In any settlement talks, BP will surely still deny that its actions constituted gross negligence, but the Department of Justice has very publicly ratcheted up the pressure to settle.
A DOJ filing last Wednesday sought disclosure of all documents related to BP’s preparation of “fraudulent statements and representations” about the flow rate of oil from the well.
BP has “admitted that it endeavored to influence, obstruct, and impede a Congressional investigation” and must now put all previously withheld documents on the table, the filing said.
That gives the department “additional leverage,” said Roger Marzulla, a Washington D.C. lawyer and a former head of the DOJ’s environment and natural resources division. “It’s another twist of the arm.”
Graves of Louisiana did not dismiss the possibility of the parties settling to stay out of court, but he took issue with media reports putting BP’s remaining liability in the area of $17 billion, including last week’s $4.5 billion settlement.
“Twelve or $13 billion doesn’t do it,” he said. “Because we represent the people of the Gulf Coast, we’d like to get this behind us as quickly as possible, but we absolutely are ready to go to trial.”
Blaine LeCesne, a law professor at Loyola University of New Orleans who has kept close tabs on the case, also viewed Louisiana as a big obstacle to BP’s hopes for a single sweeping deal.
“Louisiana has very high demands and is taking a hard-nosed position,” LeCesne said. “The state does not want to discount its claims to the degree that BP wants.”
LeCesne believes Louisiana alone wants $10 billion in compensation for natural resource damages.
“I don’t know that those expectations are unrealistic,” he said, noting the spill’s impact on the seafood industry might take decades to become clear.
A complete settlement of all remaining oil spill issues also would require resolving claims against BP’s primary contractors at the well. Transocean Ltd owned the drilling rig and Halliburton Co performed cementing work.
On January 3, Transocean signed a $1.4 billion deal with the DOJ to plead guilty to a misdemeanor Clean Water Act violation to resolve a civil and criminal probe into its role in Macondo, but it still faces claims by states and private plaintiffs.
Halliburton says it is still preparing its defense.
As for BP, on the sidelines of a company presentation in London in mid-January, Chief Executive Bob Dudley told Reuters: “All we can say is that we are preparing for the trial.”
Regarding the total of 4.9 million barrels spilled, BP has asked the court to exclude 800,000 barrels it says it recovered. That could reduce fines by up to $3.4 billion, based on a Clean Water Act (CWA) formula ranging from $1,100 per barrel spilled up to $4,300 per barrel, depending on whether “ordinary” or “gross” negligence is found.
Marzulla, the former DOJ environmental division head, sees a CWA settlement somewhere in the range of $10 billion.
The final tally depends on just how badly BP wants to avoid a public proceeding, or how confident the DOJ is it can win.
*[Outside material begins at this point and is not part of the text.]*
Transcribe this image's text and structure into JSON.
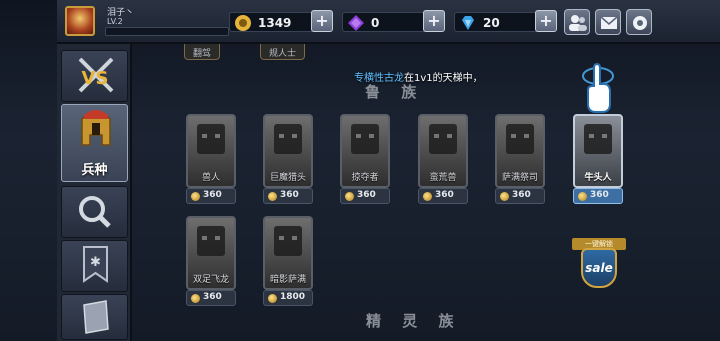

Even a delay would allow Dudley to save some face when he delivers a keynote speech to many of his peers at the CERAweek energy conference in Houston on March 6.
Observers say avoiding a trial might also improve BP’s chances of getting off a list of companies banned from federal contracts.
LeCesne believed the rising tally BP has had to pay might lead Judge Barbier to find that an additional $20 billion could be “simply too daunting, even for a company the size of BP.”
If the trial proceeds, it will be the first in a two- or three-phase proceeding overseen by Barbier. The first phase would determine BP’s liability for the blowout, while subsequent trials, not yet scheduled, would examine efforts to shut down the well and the extent of environmental and other damages.
The case is In re: Oil Spill by the Oil Rig “Deepwater Horizon” in the Gulf of Mexico, on April 20, 2010, No. 10-md-02179, in the U.S. District Court, Eastern District of Louisiana.
Four individual criminal cases are also proceeding, against two rig workers, an ex-BP engineer and a BP executive. Separate trials are scheduled in the cases, with the first set for June.